The Jazz did, indeed, eventually get things turned around a bit: Denver shot just 18 of 43 (41.9%) overall post-halftime and went just 3 for 11 beyond the arc. Utah’s own second-half surge beyond the arc cued a comeback that saw them get as close as 99-91 late in the third quarter.
Still, it seemed as though so much energy was expended just getting the game even that close that the Jazz didn’t have much left to make another run at it in the fourth.
Gobert acknowledged that trying to slow the Nuggets down after they got rolling was “a battle,” how the Jazz wanted “to keep doing what you do and not overreact,” but how seeing one 3 after another go in eventually led to chasing Denver off the line, only to enable them to score in the paint.

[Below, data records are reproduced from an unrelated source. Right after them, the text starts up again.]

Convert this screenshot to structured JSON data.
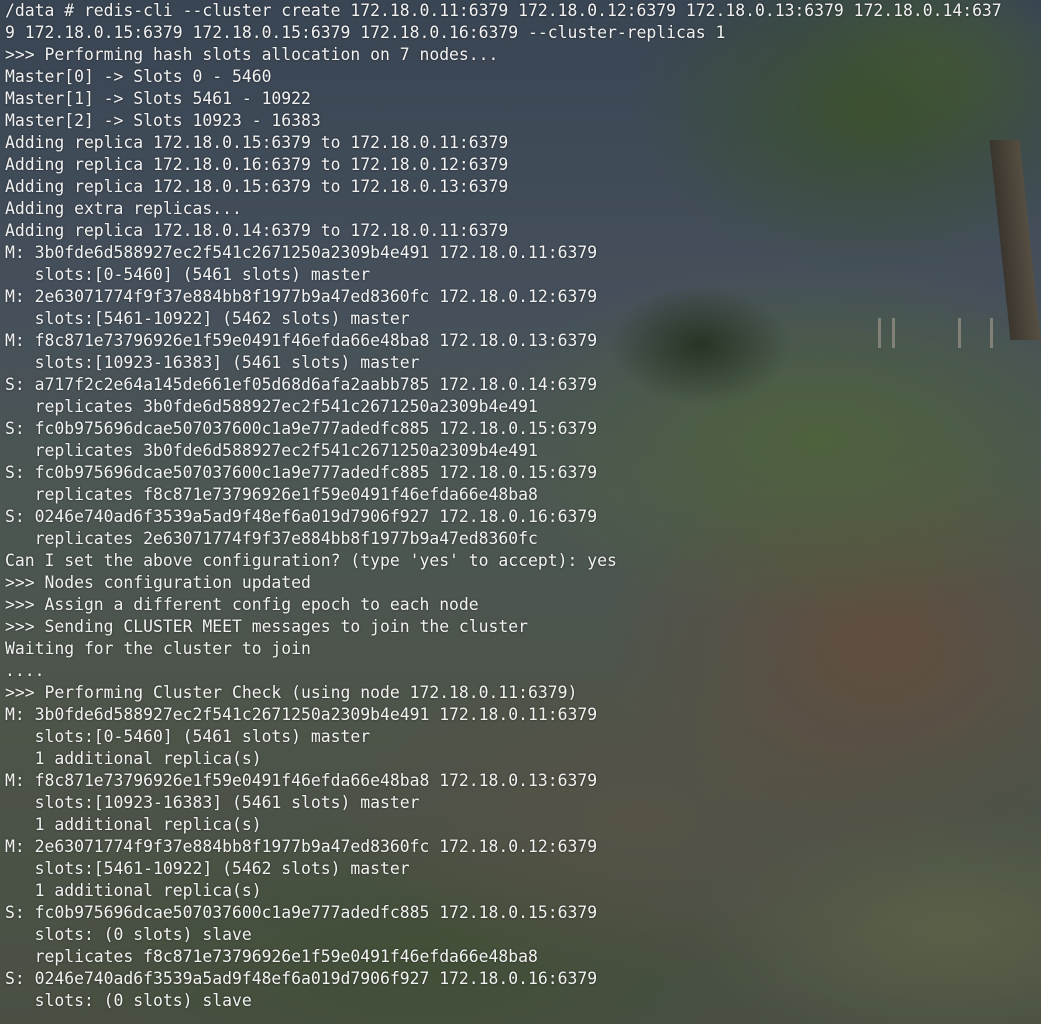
{
  "terminal": {
    "lines": [
      "/data # redis-cli --cluster create 172.18.0.11:6379 172.18.0.12:6379 172.18.0.13:6379 172.18.0.14:637",
      "9 172.18.0.15:6379 172.18.0.15:6379 172.18.0.16:6379 --cluster-replicas 1",
      ">>> Performing hash slots allocation on 7 nodes...",
      "Master[0] -> Slots 0 - 5460",
      "Master[1] -> Slots 5461 - 10922",
      "Master[2] -> Slots 10923 - 16383",
      "Adding replica 172.18.0.15:6379 to 172.18.0.11:6379",
      "Adding replica 172.18.0.16:6379 to 172.18.0.12:6379",
      "Adding replica 172.18.0.15:6379 to 172.18.0.13:6379",
      "Adding extra replicas...",
      "Adding replica 172.18.0.14:6379 to 172.18.0.11:6379",
      "M: 3b0fde6d588927ec2f541c2671250a2309b4e491 172.18.0.11:6379",
      "   slots:[0-5460] (5461 slots) master",
      "M: 2e63071774f9f37e884bb8f1977b9a47ed8360fc 172.18.0.12:6379",
      "   slots:[5461-10922] (5462 slots) master",
      "M: f8c871e73796926e1f59e0491f46efda66e48ba8 172.18.0.13:6379",
      "   slots:[10923-16383] (5461 slots) master",
      "S: a717f2c2e64a145de661ef05d68d6afa2aabb785 172.18.0.14:6379",
      "   replicates 3b0fde6d588927ec2f541c2671250a2309b4e491",
      "S: fc0b975696dcae507037600c1a9e777adedfc885 172.18.0.15:6379",
      "   replicates 3b0fde6d588927ec2f541c2671250a2309b4e491",
      "S: fc0b975696dcae507037600c1a9e777adedfc885 172.18.0.15:6379",
      "   replicates f8c871e73796926e1f59e0491f46efda66e48ba8",
      "S: 0246e740ad6f3539a5ad9f48ef6a019d7906f927 172.18.0.16:6379",
      "   replicates 2e63071774f9f37e884bb8f1977b9a47ed8360fc",
      "Can I set the above configuration? (type 'yes' to accept): yes",
      ">>> Nodes configuration updated",
      ">>> Assign a different config epoch to each node",
      ">>> Sending CLUSTER MEET messages to join the cluster",
      "Waiting for the cluster to join",
      "....",
      ">>> Performing Cluster Check (using node 172.18.0.11:6379)",
      "M: 3b0fde6d588927ec2f541c2671250a2309b4e491 172.18.0.11:6379",
      "   slots:[0-5460] (5461 slots) master",
      "   1 additional replica(s)",
      "M: f8c871e73796926e1f59e0491f46efda66e48ba8 172.18.0.13:6379",
      "   slots:[10923-16383] (5461 slots) master",
      "   1 additional replica(s)",
      "M: 2e63071774f9f37e884bb8f1977b9a47ed8360fc 172.18.0.12:6379",
      "   slots:[5461-10922] (5462 slots) master",
      "   1 additional replica(s)",
      "S: fc0b975696dcae507037600c1a9e777adedfc885 172.18.0.15:6379",
      "   slots: (0 slots) slave",
      "   replicates f8c871e73796926e1f59e0491f46efda66e48ba8",
      "S: 0246e740ad6f3539a5ad9f48ef6a019d7906f927 172.18.0.16:6379",
      "   slots: (0 slots) slave"
    ]
  }
}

Still, that idea of not overreacting remains a good big-picture idea for the season as whole. Yes, the Jazz’s 11-game streak is over, and yes, at 15-5, they’re now in just second place in the Western Conference.
But they still hit 20 3-pointers of their own, they still hit 42.6% from beyond the arc, they still held Denver to 49 points post-halftime.
And they will surely treat allowing 80 … er, 79 points before it as a necessary learning experience.
“As a top defensive team in the league, that shouldn’t happen,” Gobert said, “and we’re gonna make sure that it doesn’t happen again.”
Nuggets 128, Jazz 117
Bogdanovic 8-13 8-10 29, O'Neale 4-4 0-0 12, Gobert 4-7 4-8 12, Conley 2-10 7-7 12, Mitchell 3-12 4-4 13, Brantley 0-1 0-0 0, Favors 2-3 3-3 7, Morgan 0-0 0-0 0, Niang 1-4 0-0 2, Oni 1-1 0-0 3, Ingles 3-7 2-2 10, Clarkson 4-13 1-1 13, Harrison 0-0 4-4 4. Totals 32-75 33-39 117.
Barton 6-11 1-2 18, Millsap 4-6 0-0 10, Jokic 17-26 9-10 47, Harris 0-0 0-0 0, Murray 7-16 0-0 16, Bol 0-0 0-0 0, Cancar 0-1 0-0 0, Porter Jr. 4-7 2-2 11, Green 4-7 0-0 9, Nnaji 0-1 0-0 0, Campazzo 3-5 3-4 11, Hampton 0-0 0-0 0, Howard 0-2 0-0 0, Morris 2-5 1-1 6. Totals 47-87 16-19 128.
Utah 29 25 37 26 — 117
Denver 43 36 24 25 — 128
3-Point Goals_Utah 20-47 (Bogdanovic 5-10, O’Neale 4-4, Clarkson 4-11, Mitchell 3-8, Ingles 2-4, Conley 1-6, Niang 0-3), Denver 18-28 (Barton 5-6, Jokic 4-4, Millsap 2-2, Campazzo 2-4, Murray 2-6, Green 1-2, Howard 0-2). Fouled Out_None. Rebounds_Utah 37 (Gobert 8), Denver 38 (Jokic 12). Assists_Utah 28 (Conley 8), Denver 28 (Barton 6). Total Fouls_Utah 21, Denver 27.